Mother Smith’s Testimony
The Mormon Church in Utah recently announced the discovery of an important historical document—a letter apparently written by Lucy Mack Smith, the mother of Joseph Smith, Jr.
The letter, dated January 23, 1829, was written about a year before Joseph Smith published the Book of Mormon. To her sister-in-law, Lucy Mack Smith wrote: “It is my pleasure to inform you of a great work which the Lord has wrought in our family, for he has made his paths known to Joseph in dreams and it pleased God to show him where he could dig to obtain an ancient record engraven upon plates made of pure gold and this he is able to translate.”
According to church historian Dean Jessee, the letter “shows that at the beginning, as the curtain goes up on the church in 1829, the Smiths are talking and saying the same things that they say in their histories later on.” And that “says something about the credibility of Joseph Smith’s history and his mother’s,” said Jessee.

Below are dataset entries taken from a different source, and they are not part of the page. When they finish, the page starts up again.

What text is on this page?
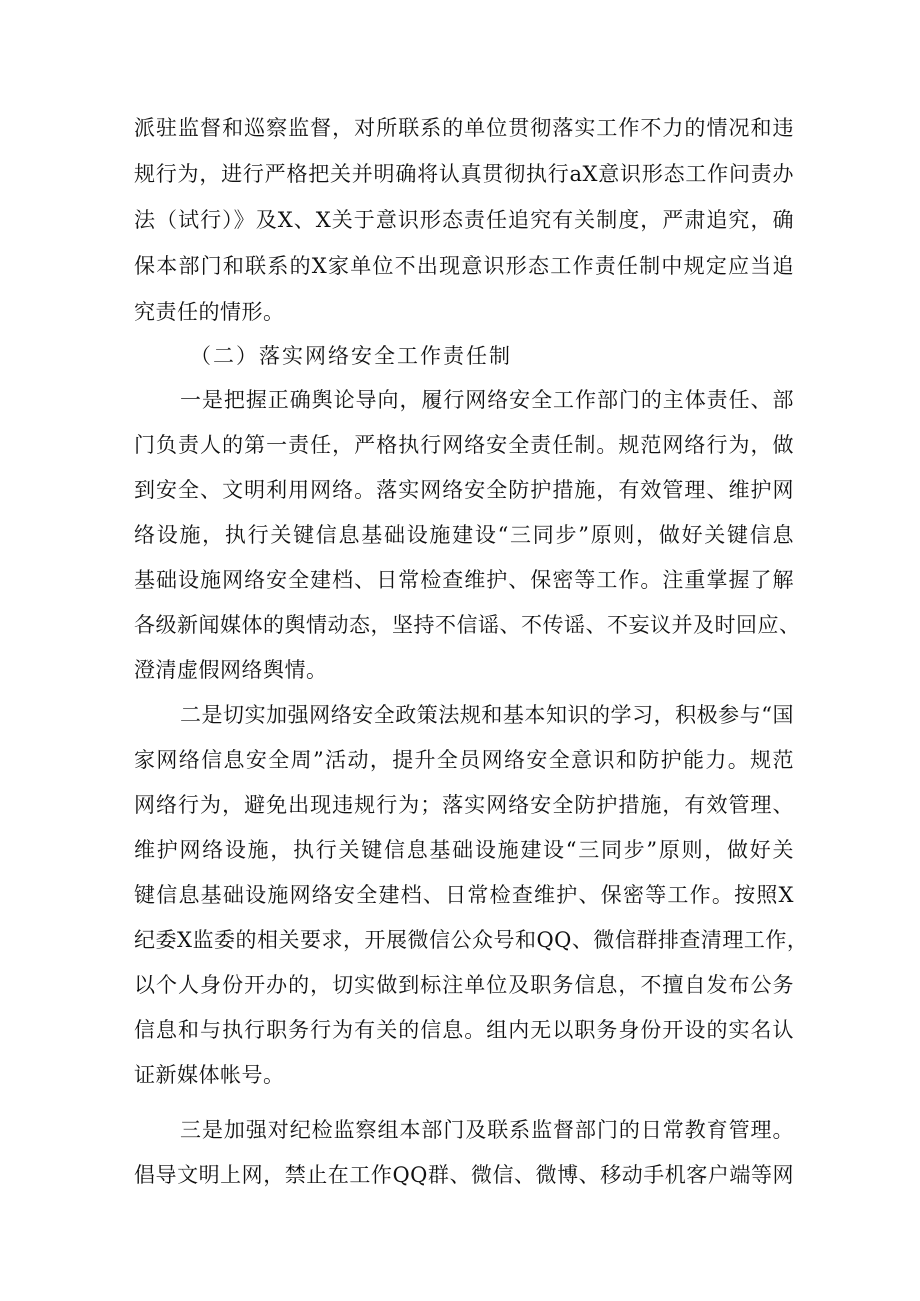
派驻监督和巡察监督，对所联系的单位贯彻落实工作不力的情况和违
规行为，进行严格把关并明确将认真贯彻执行aX意识形态工作问责办
法（试行）》及X、X关于意识形态责任追究有关制度，严肃追究，确
保本部门和联系的X家单位不出现意识形态工作责任制中规定应当追
究责任的情形。
（二）落实网络安全工作责任制
一是把握正确舆论导向，履行网络安全工作部门的主体责任、部
门负责人的第一责任，严格执行网络安全责任制。规范网络行为，做
到安全、文明利用网络。落实网络安全防护措施，有效管理、维护网
络设施，执行关键信息基础设施建设“三同步”原则，做好关键信息
基础设施网络安全建档、日常检查维护、保密等工作。注重掌握了解
各级新闻媒体的舆情动态，坚持不信谣、不传谣、不妄议并及时回应、
澄清虚假网络舆情。
二是切实加强网络安全政策法规和基本知识的学习，积极参与“国
家网络信息安全周”活动，提升全员网络安全意识和防护能力。规范
网络行为，避免出现违规行为；落实网络安全防护措施，有效管理、
维护网络设施，执行关键信息基础设施建设“三同步”原则，做好关
键信息基础设施网络安全建档、日常检查维护、保密等工作。按照X
纪委X监委的相关要求，开展微信公众号和QQ、微信群排查清理工作，
以个人身份开办的，切实做到标注单位及职务信息，不擅自发布公务
信息和与执行职务行为有关的信息。组内无以职务身份开设的实名认
证新媒体帐号。
三是加强对纪检监察组本部门及联系监督部门的日常教育管理。
倡导文明上网，禁止在工作QQ群、微信、微博、移动手机客户端等网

While the letter may tend to discredit the theory of some critics that Smith wrote the book first as a novel and later claimed its inspiration, it actually does little to establish the book as of genuine divine origin. More importantly, mother Smith’s statement is not really convincing in view of the apostle Paul’s warning at Galatians 1:8: “But though we, or an angel from heaven, preach any other gospel unto you than that which we have preached unto you, let him be accursed.”—King James Version.